To evaluate the sensitivity of the 3 diagnostic methods used in our study, we conducted a time-trial experiment by using retrospective serum samples from a patient in whom WNV meningoencephalitis developed after a needlestick injury (11). Early samples (postexposure days 8 and 9) were positive for WNV by rRT-PCR only. Results for samples obtained ≥13 and ≥16 days after exposure were positive by neutralization assays and IgM ELISA, respectively (Table 2). Experiments with horses have indicated that WNV neutralizing antibody assays show a positive result earlier than IgM ELISAs; the reasons for this are undetermined (14). Although our time-trial experiment reflects findings from only 1 patient and should ideally be performed on a cohort, the results, considered with those from the studies in horses (14), may imply that some cases of WNV infection in humans and animals may be missed if IgM ELISA is the only serologic test used.

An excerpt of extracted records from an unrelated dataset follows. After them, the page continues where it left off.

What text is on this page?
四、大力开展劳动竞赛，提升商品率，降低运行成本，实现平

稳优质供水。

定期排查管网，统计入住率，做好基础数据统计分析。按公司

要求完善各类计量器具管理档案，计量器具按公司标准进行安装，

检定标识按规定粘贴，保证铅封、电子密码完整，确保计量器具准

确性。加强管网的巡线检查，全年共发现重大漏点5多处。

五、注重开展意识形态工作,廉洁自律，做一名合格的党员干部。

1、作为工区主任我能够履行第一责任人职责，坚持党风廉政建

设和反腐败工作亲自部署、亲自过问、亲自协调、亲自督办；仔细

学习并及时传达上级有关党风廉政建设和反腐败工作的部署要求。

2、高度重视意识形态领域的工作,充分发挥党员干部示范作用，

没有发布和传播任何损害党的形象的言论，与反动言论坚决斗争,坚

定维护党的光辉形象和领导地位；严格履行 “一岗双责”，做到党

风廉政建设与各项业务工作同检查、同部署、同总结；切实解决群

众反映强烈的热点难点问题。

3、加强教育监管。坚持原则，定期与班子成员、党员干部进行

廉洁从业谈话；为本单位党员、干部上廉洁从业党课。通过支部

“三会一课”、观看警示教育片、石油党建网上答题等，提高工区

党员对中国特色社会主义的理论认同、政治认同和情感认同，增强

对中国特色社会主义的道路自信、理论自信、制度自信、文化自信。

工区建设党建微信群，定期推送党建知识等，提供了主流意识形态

Using virus neutralization assays, we identified the presence of WNV antibodies in 36/204 serum samples from patients with febrile and neurologic illness in South Africa. This finding indicates that the patients were exposed to WNV. In addition, results were negative for the patients in our study who were tested for herpes simplex virus types 1 and 2, measles, mumps, and enteroviruses, and no other etiologic agent was found. Thus, infection with WNV should be included in the differential diagnosis of patients in this region with neurologic disease, especially considering the frequent detection of severe neurologic disease in horses in the region (15).

Our findings confirm that WNV is being overlooked as a cause of severe neurologic disease in South Africa, and they suggest a need for increased clinical awareness, enhanced prospective surveillance, and a more current serosurvey of WNV infection in humans. PCR may be a useful diagnostic method during early infection, but after seroconversion has taken place, serologic tests (e.g., IgM ELISA in conjunction with virus neutralization) are more likely to yield accurate results.